Love and Mr. Lewisham | Page 9

H. G. Wells
talk to down here," she said. "Not what I call talking."
"I hope," said Lewisham, making a resolute plunge, "perhaps while you are staying at Whortley ..."
He paused perceptibly, and she, following his eyes, saw a voluminous black figure approaching. "We may," said Mr. Lewisham, resuming his remark, "chance to meet again, perhaps."
He had been about to challenge her to a deliberate meeting. A certain delightful tangle of paths that followed the bank of the river had been in his mind. But the apparition of Mr. George Bonover, headmaster of the Whortley Proprietary School, chilled him amazingly. Dame Nature no doubt had arranged the meeting of our young couple, but about Bonover she seems to have been culpably careless. She now receded inimitably, and Mr. Lewisham, with the most unpleasant feelings, found himself face to face with a typical representative of a social organisation which objects very strongly inter alia to promiscuous conversation on the part of the young unmarried junior master.
"--chance to meet again, perhaps," said Mr. Lewisham, with a sudden lack of spirit.
"I hope so too," she said.
Pause. Mr. Bonover's features, and particularly a bushy pair of black eyebrows, were now very near, those eyebrows already raised, apparently to express a refined astonishment.
"Is this Mr. Bonover approaching?" she asked.
"Yes."
Prolonged pause.
Would he stop and accost them? At any rate this frightful silence must end. Mr. Lewisham sought in his mind for some remark wherewith to cover his employer's approach. He was surprised to find his mind a desert. He made a colossal effort. If they could only talk, if they could only seem at their ease! But this blank incapacity was eloquent of guilt. Ah!
"It's a lovely day, though," said Mr. Lewisham. "Isn't it?"
She agreed with him. "Isn't it?" she said.
And then Mr. Bonover passed, forehead tight reefed so to speak, and lips impressively compressed. Mr. Lewisham raised his mortar-board, and to his astonishment Mr. Bonover responded with a markedly formal salute--mock clerical hat sweeping circuitously--and the regard of a searching, disapproving eye, and so passed. Lewisham was overcome with astonishment at this improvement on the nod of their ordinary commerce. And so this terrible incident terminated for the time.
He felt a momentary gust of indignation. After all, why should Bonover or anyone interfere with his talking to a girl if he chose? And for all he knew they might have been properly introduced. By young Frobisher, say. Nevertheless, Lewisham's spring-tide mood relapsed into winter. He was, he felt, singularly stupid for the rest of their conversation, and the delightful feeling of enterprise that had hitherto inspired and astonished him when talking to her had shrivelled beyond contempt. He was glad--positively glad--when things came to an end.
At the park gates she held out her hand. "I'm afraid I have interrupted your reading," she said.
"Not a bit," said Mr. Lewisham, warming slightly. "I don't know when I've enjoyed a conversation...."
"It was--a breach of etiquette, I am afraid, my speaking to you, but I did so want to thank you...."
"Don't mention it," said Mr. Lewisham, secretly impressed by the etiquette.
"Good-bye." He stood hesitating by the lodge, and then turned back up the avenue in order not to be seen to follow her too closely up the West Street.
And then, still walking away from her, he remembered that he had not lent her a book as he had planned, nor made any arrangement ever to meet her again.
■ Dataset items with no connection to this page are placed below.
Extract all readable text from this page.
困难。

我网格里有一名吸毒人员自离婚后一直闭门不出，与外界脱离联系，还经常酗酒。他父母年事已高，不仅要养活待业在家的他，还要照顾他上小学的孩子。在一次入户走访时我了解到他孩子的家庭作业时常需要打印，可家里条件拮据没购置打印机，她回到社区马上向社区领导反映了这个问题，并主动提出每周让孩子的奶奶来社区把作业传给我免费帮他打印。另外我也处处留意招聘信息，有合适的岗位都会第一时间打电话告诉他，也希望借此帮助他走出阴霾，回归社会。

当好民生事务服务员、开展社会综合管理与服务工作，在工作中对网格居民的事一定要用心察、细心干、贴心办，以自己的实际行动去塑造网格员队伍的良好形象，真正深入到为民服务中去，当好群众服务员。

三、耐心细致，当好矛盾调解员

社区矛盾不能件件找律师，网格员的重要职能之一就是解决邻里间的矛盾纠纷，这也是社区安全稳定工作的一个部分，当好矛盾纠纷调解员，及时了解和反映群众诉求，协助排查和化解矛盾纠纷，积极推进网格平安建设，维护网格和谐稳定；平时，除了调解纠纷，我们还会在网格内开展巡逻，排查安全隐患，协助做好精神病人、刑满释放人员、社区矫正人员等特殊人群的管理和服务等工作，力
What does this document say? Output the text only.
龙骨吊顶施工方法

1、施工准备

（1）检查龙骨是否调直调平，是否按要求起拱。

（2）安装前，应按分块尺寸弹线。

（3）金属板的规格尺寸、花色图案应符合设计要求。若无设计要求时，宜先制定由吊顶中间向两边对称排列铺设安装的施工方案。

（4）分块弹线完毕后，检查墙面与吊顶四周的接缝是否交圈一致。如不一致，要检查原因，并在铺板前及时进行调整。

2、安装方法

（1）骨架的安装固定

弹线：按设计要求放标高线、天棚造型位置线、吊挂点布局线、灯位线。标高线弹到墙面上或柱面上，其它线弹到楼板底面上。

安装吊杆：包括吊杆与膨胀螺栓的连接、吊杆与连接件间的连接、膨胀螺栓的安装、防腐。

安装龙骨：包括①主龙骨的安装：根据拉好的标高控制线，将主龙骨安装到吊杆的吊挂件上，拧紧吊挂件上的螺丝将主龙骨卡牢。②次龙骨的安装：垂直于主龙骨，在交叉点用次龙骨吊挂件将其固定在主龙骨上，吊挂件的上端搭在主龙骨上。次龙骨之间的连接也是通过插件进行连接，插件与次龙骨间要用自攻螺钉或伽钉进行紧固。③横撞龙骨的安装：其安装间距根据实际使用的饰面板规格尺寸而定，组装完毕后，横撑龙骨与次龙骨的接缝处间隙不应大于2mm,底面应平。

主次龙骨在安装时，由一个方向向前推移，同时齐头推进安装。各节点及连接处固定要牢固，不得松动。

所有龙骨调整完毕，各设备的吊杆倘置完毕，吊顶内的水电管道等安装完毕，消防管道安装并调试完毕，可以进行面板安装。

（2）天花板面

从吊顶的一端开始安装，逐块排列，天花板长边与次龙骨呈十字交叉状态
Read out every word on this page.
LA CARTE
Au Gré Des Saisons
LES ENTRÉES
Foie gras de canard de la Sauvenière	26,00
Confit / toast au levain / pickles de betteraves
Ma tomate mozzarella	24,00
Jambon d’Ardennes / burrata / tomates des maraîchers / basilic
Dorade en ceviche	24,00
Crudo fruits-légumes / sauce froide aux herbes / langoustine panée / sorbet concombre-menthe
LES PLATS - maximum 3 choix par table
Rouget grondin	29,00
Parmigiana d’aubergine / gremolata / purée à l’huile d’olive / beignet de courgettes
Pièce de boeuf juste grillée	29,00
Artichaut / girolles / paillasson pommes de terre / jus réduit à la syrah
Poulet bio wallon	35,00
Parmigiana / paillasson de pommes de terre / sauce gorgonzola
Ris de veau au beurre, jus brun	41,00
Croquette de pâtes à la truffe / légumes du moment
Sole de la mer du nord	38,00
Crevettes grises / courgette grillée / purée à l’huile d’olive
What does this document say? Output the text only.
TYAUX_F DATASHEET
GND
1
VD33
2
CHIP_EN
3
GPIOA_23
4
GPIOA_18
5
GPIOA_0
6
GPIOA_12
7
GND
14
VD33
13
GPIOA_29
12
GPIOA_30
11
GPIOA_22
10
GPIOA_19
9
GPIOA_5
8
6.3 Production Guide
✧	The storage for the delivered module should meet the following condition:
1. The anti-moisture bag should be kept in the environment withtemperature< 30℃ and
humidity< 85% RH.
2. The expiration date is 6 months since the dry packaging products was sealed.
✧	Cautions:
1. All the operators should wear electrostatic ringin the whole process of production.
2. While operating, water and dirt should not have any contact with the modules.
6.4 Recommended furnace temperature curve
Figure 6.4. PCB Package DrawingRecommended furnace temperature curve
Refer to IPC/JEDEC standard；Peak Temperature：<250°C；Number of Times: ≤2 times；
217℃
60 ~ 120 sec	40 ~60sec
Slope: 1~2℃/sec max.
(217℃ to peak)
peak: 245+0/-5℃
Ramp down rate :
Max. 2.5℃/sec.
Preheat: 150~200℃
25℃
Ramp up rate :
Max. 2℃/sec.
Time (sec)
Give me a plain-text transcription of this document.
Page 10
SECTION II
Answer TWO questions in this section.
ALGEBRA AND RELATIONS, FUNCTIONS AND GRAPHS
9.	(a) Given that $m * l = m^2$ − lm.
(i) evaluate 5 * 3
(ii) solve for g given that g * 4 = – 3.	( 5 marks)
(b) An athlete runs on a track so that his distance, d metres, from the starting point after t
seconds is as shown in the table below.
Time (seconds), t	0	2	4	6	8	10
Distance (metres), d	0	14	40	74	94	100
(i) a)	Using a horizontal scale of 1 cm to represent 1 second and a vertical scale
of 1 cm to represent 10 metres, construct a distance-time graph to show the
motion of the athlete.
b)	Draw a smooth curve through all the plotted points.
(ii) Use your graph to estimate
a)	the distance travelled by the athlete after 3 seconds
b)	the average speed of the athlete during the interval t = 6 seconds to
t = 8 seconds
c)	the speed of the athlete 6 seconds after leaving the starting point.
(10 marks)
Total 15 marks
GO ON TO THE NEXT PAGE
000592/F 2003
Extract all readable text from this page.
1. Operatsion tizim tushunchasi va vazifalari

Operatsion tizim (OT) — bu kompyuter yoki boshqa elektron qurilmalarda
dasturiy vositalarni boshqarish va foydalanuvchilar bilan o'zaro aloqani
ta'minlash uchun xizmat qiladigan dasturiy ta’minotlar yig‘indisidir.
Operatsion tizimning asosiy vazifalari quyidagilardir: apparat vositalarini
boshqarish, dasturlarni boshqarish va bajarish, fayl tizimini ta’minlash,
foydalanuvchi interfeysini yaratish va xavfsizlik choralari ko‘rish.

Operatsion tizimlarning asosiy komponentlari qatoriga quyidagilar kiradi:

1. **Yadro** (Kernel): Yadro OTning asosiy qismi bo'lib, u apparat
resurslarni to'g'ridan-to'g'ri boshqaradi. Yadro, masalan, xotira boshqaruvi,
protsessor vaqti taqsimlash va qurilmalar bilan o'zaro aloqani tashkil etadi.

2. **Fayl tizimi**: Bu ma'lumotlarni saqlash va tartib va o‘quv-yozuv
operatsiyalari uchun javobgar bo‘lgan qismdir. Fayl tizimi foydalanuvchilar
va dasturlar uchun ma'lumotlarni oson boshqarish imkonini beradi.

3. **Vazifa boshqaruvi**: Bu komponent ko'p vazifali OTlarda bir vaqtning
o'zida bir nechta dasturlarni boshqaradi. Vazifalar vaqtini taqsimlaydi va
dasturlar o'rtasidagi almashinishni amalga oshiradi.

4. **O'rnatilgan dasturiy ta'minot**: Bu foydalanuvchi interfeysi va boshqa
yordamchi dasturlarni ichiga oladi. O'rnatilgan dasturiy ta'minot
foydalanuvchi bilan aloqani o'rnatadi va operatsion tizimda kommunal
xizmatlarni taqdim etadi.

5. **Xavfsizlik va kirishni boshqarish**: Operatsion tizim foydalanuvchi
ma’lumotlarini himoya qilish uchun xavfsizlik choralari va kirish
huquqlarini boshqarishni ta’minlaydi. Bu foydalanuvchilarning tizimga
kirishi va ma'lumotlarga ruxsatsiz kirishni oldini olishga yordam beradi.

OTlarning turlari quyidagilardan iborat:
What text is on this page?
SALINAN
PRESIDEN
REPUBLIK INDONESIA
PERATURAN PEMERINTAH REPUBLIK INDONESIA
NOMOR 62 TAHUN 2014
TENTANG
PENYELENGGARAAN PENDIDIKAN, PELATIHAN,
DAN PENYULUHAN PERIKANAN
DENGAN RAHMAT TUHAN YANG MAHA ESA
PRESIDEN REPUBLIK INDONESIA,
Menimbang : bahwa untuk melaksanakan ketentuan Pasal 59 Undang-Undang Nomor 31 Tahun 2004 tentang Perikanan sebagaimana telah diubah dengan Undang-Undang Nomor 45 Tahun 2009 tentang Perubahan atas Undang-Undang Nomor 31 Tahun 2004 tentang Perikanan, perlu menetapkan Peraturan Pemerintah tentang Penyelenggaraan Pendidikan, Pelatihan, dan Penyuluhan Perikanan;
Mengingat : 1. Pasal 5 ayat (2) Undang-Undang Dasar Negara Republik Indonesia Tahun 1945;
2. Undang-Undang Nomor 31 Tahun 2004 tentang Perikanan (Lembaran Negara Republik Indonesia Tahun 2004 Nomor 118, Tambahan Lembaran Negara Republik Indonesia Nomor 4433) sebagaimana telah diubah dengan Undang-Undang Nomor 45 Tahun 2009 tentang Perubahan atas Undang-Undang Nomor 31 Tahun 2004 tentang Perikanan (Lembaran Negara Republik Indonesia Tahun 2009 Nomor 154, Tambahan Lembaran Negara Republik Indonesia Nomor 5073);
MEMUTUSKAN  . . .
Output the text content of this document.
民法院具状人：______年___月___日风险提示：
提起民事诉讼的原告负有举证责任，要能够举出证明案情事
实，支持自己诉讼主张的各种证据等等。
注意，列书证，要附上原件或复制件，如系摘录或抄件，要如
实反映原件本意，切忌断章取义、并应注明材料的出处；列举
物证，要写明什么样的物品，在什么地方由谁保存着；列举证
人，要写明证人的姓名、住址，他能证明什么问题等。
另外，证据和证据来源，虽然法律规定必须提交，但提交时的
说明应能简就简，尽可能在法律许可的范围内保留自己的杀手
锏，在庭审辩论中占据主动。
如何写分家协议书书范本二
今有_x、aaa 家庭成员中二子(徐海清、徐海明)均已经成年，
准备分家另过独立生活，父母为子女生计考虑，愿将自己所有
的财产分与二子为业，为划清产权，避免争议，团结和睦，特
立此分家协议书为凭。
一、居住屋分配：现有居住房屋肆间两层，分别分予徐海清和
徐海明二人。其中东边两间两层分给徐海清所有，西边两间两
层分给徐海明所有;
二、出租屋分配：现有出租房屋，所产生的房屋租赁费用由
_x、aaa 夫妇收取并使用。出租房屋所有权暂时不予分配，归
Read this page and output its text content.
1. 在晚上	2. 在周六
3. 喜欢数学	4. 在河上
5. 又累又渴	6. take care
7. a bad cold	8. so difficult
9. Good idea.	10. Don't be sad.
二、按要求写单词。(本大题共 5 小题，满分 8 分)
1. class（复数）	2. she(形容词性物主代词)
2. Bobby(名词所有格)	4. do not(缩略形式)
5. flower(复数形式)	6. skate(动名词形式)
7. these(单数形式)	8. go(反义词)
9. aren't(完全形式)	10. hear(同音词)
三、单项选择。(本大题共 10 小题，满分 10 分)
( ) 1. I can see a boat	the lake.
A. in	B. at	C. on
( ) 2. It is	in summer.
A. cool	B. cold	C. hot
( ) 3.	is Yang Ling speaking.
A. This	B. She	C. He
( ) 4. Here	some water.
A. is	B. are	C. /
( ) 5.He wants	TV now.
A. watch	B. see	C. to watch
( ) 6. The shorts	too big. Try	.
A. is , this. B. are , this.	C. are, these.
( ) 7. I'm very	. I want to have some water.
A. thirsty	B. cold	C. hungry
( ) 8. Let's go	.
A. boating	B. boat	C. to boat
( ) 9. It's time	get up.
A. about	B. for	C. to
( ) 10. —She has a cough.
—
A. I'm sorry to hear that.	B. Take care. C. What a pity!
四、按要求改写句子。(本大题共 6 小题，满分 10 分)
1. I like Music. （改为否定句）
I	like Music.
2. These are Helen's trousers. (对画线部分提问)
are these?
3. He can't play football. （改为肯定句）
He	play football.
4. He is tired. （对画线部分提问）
She might leave Whortley anywhen for the amenities of Clapham. He stopped and stood irresolute. Should he run after her? Then he recalled Bonover's enigmatical expression of face. He decided that to pursue her would be altogether too conspicuous. Yet ... So he stood in inglorious hesitation, while the seconds passed.
He reached his lodging at last to find Mrs. Munday halfway through dinner.
"You get them books of yours," said Mrs. Munday, who took a motherly interest in him, "and you read and you read, and you take no account of time. And now you'll have to eat your dinner half cold, and no time for it to settle proper before you goes off to school. It's ruination to a stummik--such ways."
"Oh, never mind my stomach, Mrs. Munday," said Lewisham, roused from a tangled and apparently gloomy meditation; "that's my affair." Quite crossly he spoke for him.
"I'd rather have a good sensible actin' stummik than a full head," said Mrs. Monday, "any day."
"I'm different, you see," snapped Mr. Lewisham, and relapsed into silence and gloom.
("Hoity toity!" said Mrs. Monday under her breath.)

CHAPTER V
.
HESITATIONS.
Mr. Bonover, having fully matured a Hint suitable for the occasion, dropped it in the afternoon, while Lewisham was superintending cricket practice. He made a few remarks about the prospects of the first eleven by way of introduction, and Lewisham agreed with him that Frobisher i. looked like shaping very well this season.